Even Merkel’s mightiest Cabinet ally, German Minister of Finance Wolfgang Schauble, is putting her on notice: “The refugee numbers must be drastically cut. Otherwise, it is ‘we can do it’ no more.”
So Merkel has come up with a new mantra — the “European solution” — which is precisely what has not worked in the past.
For one, the rest of Europe will not take the migrant load off Germany. It is “keep out” in Hungary and Poland; the Scandinavians have essentially sealed their borders; the Balkan countries just waved refugees through all the way to Austria, which sent them north with a hearty goodbye.
The approach is to let the other guy handle it, which is exactly what Europe — Berlin included — did to Italy when refugees from North Africa began to pour in after the outbreak of the Arab spring. So on to Merkel’s “Europe-plus solution” anchored in Turkey.
Merkel has been trying to bribe Turkey with 3 billion euros (US$3.29 billion) to keep refugees out of the Schengen area. This borderless realm stretches from Portugal to Poland, with Greece manning the easternmost ramparts. Turkey is already playing unwilling host to about 2.5 million Syrians. And Turkish President Recep Tayyip Erdoan has his own fish to fry, such as bombing Kurdish positions in Syria and closing down opposition newspapers. Naturally, the first of these makes for more refugees. Watch the 3 billion euro bribe shoot upward.
However, what about the refugees who come by sea? A booming smuggling industry takes those stranded in Turkey in rust buckets and rubber rafts to the closest Greek islands. Berlin has put together a little NATO flotilla to monitor the Aegean, but even with British patrol boats, these ships do little more than detect the craft and relay their positions to the Greek and Turkish coast guards.
Finally, the Germans want to pour cash into the camps in Jordan and Lebanon to keep the Syrian refugees from marching westward. The thrust of these desperate maneuvers is to outsource the problem. The hope is to transmute Germany’s “no, we actually can’t” into “yes, others will have to.”

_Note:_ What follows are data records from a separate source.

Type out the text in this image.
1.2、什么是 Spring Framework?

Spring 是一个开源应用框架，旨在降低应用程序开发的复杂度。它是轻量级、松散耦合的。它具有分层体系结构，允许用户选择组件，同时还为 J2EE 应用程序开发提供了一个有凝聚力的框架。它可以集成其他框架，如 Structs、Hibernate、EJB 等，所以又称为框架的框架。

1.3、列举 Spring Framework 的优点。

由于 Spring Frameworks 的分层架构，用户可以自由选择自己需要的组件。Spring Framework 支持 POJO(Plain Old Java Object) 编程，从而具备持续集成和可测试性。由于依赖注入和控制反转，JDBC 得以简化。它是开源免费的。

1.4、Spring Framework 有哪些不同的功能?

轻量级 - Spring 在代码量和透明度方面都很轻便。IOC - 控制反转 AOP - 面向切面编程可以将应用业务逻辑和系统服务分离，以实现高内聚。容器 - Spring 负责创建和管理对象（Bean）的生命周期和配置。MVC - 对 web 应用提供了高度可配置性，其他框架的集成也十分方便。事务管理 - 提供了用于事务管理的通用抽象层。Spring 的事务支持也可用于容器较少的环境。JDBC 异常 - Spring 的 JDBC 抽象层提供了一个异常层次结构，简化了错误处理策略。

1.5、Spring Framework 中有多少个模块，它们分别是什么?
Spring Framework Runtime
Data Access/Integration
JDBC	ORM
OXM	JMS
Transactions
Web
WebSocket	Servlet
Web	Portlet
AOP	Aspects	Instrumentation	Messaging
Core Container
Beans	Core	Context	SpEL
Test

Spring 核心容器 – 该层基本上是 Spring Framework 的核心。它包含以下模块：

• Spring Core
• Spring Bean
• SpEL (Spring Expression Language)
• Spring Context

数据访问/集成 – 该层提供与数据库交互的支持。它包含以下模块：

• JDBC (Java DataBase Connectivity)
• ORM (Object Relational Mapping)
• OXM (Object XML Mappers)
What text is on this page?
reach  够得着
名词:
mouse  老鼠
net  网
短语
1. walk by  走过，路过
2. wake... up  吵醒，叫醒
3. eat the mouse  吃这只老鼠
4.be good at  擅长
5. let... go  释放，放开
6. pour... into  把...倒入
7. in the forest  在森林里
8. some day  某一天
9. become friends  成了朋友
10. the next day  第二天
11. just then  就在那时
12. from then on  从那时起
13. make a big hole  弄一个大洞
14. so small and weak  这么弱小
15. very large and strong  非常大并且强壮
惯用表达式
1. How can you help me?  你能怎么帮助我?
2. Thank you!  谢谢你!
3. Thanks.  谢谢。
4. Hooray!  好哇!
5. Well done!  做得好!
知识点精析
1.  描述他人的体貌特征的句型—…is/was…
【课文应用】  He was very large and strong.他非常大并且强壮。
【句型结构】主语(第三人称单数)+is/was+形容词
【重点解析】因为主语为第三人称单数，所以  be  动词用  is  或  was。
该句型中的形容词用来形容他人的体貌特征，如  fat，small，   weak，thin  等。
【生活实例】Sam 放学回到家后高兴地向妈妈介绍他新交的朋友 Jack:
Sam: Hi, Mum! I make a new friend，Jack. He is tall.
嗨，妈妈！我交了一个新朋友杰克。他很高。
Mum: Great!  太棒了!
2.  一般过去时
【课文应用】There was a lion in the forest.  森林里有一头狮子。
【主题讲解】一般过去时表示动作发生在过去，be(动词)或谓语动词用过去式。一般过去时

Nobody quite understands why Merkel, a consummate reader of how the wind is blowing after 10 years in office, would suddenly turn into a woman of the cloth, orating like German theologist Martin Luther, “I cannot and will not recant” and so “act against my conscience.” Luther prevailed against the pope; Merkel’s obstinacy in the face of her isolation sharpens the puzzle.
Actually, “plan B,” though cloaked in noble principle, is already in play. The first part is to bribe the Turkish. The second is the tacit threat to seal Germany’s own borders; there goes Schengen, perhaps even the EU itself. The third is to outsource the problem. And lo, the Balkan bloc is deploying barbed-wire coils and battalions of guards far to the southeast. It is now Fortress Schengen minus Greece — a small price to pay to protect the core. If the dam holds, the migrant stream might dwindle.
Thus, Merkel could save her high-minded open-door policy because it would no longer be tested by migrant waves from the Middle East.
There is just one problem with Germanising Europe’s strategy. Damming up the traffic in Macedonia turns Greece, a failing state, into one huge campsite. So the Greeks would have to be paid off while the Turkish gouge out a lot more than 3 billion euros. Germany — the EU’s Croesus — would foot most of the bill.
However, it is worth it. What is 10, 20 or 30 billion euros against the catastrophic alternative: Germany in revolt, Merkel swept out of office and Europe damaged beyond repair?